Isn't It Romantic by Wendy Wasserstein directed by Emily Drugge at the Loeb Experimental Theatre Tuesday-Sunday through July 17 at 8:30 p.m.

By Ira E. Stoll

Isn't It Romantic, by Wendy Wasserstein, is an amusing look at the struggles two women in their late 20s face as they try to balance the demands of their careers, their parents, their boyfriends and their own independence.

The Harvard-Radcliffe Summer Theater presentation of the play has some nagging problems, but is worth seeing and guaranteed to make you laugh. Wasserstein manages to balance the different aspects of the work very well. She doesn't pull punches with her Jewish mother jokes, but she avoids the kind of vicious self hatred bordering on anti-Semitism that afflicts some Jewish comedy. She also successfully walks the tightrope between family-bashing, man-hating feminism and family-centered, woman ignoring sexism.

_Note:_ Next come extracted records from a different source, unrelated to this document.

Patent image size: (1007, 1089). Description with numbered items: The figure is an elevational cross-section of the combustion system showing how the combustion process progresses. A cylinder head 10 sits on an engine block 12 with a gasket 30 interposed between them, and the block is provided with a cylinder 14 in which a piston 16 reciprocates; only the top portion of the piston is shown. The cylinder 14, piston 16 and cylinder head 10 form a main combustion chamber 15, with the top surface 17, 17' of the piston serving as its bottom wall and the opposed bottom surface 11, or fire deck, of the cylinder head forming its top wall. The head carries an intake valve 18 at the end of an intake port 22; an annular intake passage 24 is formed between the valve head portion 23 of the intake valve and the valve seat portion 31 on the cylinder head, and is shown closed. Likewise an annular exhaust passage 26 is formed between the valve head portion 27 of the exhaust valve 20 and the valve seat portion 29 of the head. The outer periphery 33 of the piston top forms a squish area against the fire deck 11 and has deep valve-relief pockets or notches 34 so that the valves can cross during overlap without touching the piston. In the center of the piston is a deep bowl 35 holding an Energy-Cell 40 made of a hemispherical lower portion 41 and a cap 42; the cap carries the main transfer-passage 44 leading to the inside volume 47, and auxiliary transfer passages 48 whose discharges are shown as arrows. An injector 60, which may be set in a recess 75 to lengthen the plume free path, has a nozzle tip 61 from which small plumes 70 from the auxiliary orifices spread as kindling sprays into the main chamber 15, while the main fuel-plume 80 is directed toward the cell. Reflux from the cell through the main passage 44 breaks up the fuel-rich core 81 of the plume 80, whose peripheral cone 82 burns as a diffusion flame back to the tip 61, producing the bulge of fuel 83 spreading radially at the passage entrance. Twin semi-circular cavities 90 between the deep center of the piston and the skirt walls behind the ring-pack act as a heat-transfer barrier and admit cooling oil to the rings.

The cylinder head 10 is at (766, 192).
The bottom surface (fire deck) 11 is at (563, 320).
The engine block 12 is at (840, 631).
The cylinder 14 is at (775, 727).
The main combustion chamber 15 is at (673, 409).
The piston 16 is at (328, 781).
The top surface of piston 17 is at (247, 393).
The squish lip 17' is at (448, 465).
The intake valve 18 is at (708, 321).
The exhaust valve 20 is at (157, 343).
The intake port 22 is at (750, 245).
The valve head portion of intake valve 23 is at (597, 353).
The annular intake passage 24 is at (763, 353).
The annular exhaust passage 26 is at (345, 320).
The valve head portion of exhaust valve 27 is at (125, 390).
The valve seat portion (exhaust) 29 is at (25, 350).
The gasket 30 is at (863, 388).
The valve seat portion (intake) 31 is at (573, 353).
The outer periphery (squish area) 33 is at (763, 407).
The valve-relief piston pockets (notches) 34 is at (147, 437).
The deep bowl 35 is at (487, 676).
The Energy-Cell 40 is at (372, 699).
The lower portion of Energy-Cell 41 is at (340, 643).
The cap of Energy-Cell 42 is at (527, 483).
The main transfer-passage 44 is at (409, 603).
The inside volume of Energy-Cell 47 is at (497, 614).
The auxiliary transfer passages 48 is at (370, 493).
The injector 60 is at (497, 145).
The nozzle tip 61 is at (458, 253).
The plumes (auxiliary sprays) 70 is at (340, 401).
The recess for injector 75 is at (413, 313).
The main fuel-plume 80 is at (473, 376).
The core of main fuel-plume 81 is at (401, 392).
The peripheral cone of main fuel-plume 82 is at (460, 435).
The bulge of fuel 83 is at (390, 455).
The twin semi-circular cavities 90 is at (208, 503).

The smothering Jewish mother is perhaps the strongest presence in this production. Tasha Blumberg, played strongly by Jessica Fortunate, makes memorable appearances clad in black tights, a tie-dyed lectard and a gold lame top. She's a dancer who just wants her daughter, Janie Blumberg, played by Emily Gardner, to be happy. Janie's happiness is the challenge that the plot of the play follows. She falls in love with a Jewish doctor who is heir to his family's restaurant fortune, but she must eventually choose between staying with him or following her freelance writing career where it leads her.

The doctor, Marty Sterling, is given a sympathetic portrayal by Michael Stone. Stone's endearingly awkward body language and shy behavior make the audience like Marty even as it sometimes cringes at his treatment of Janie.

In a parallel story line, Janie's best friend Harriet Cornwall (Sumalee Gunanukorn), a Harvard M.B.A., climbs the corporate ladder at Colgate-Palmolive while she is sleeping with her boss's boss, Paul Stuart, who is married. Paul (Aaron Zelman) is suitably unctuous. Harriet is ambitious and serves well as the straight woman for many of the jokes on Yiddish pronunciation that had the Loeb Ex audience laughing out loud at the play. Claire Ellis turns in a convincing performance as the corporate achiever Lillian Cornwall, Harriet's motn. Bill Selig and Mark Fish were both serviceable in their supporting roles.

Rosetta Lee's set is functional and uncluttered, serving the play well. Lillian Cornwall's office and her table at the Four Seasons are particularly effectively furnished. Director Emily Drugge keeps the actors moving through the setreasonably well. The light design, by Alan P. Symonds '69, was excellent. What with the strong script and the energetic performances by Fortunato, Zelma, Stone and Ellis, this show could have been a grand slam.

Unfortunately, a muddy sound system makes it difficult to hear the messages left on Janie's answering machine. The answering machine monologues make up a substantial portion of the talking in the play and serve to frame many of the scenes, and someone should have noticed before this play went up that the messages cannot be heard clearly by the audience.

Gardiner's performance as Janie is also problematic She's best when she's angry. The rest of the time, she's too listless and wispy to keep the audience really involved. Part of the problem her, but probably not all of it, is the difficult-to-play character of Janie as written by Wasserstein.

The Harvard Radcliffe Summer Theater production of Isn't It Romantic succeeds overall despite these difficulties. Go see it, for the costumes and the Yiddish puns and Jewish mother jokes and the exploration of modern woman hood. Or just go for the coupons you can cut out of the program, good for discounts at restaurants in Harvard Square.